An Asymmetrical Single-stage GaN MMIC DPA at 25 GHz Implementing Dynamic Input Power Division for Enhanced PAE at 7.6 dB OBO

This paper presents an asymmetric single-stage Doherty power amplifier (DPA) in MMIC form using OMMIC GaN transistors operating at 25 GHz. The DPA implements a dynamic input power division technique in contrast with the more conventional fixed input power division. The technique mentioned above splits the input power by sending most of the power to the main PA when the peak PA is not conducting. Therefore, the power sent to the peak PA gradually increases after it reaches a certain input power level and starts conducting.
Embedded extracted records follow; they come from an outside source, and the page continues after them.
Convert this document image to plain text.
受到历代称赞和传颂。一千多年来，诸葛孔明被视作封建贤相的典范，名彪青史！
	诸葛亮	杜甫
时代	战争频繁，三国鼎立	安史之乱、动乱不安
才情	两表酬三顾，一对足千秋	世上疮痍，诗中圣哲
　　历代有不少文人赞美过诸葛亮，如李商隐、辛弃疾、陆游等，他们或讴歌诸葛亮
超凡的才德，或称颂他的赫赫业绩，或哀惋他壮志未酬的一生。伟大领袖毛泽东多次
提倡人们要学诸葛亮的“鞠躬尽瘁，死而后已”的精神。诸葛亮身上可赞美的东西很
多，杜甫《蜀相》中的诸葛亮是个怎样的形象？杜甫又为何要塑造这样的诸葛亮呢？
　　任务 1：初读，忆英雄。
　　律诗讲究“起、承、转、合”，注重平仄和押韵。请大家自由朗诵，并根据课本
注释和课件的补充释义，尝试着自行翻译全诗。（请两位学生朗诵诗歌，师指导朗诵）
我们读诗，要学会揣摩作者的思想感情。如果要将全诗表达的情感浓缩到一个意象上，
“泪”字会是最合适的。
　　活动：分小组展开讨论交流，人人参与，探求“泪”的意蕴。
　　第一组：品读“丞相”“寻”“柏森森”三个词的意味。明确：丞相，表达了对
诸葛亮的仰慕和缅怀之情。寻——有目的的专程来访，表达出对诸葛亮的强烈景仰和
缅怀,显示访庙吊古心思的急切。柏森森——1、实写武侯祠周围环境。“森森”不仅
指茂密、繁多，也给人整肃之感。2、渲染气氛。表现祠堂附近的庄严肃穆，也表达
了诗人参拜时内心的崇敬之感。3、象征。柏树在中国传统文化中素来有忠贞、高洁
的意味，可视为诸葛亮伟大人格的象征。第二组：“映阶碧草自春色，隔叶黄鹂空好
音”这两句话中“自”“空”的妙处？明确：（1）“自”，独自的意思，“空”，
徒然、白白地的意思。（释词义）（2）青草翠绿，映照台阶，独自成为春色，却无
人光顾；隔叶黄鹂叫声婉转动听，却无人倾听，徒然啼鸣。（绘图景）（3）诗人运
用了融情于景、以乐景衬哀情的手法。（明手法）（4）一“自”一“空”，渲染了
This behavior is achieved by taking advantage of the non-linear behavior that characterizes the gate capacitance of a transistor in class C operation. As a result, the input impedance of the peak PA will be matched appropriately for saturation. However, it will show a higher real-valued impedance at power levels below back-off (BO) operation. This will have a substantial positive impact on the PAE and small-signal gain degradation at BO that would occur if fixed input power division was to be used. The DPA reaches a maximum output power of 33.8 dBm at a PAE of 28% and efficiency of 22% for 7.6dB OBO, keeping a level of PAE over 16% over the 7.6dB to maximum output power range.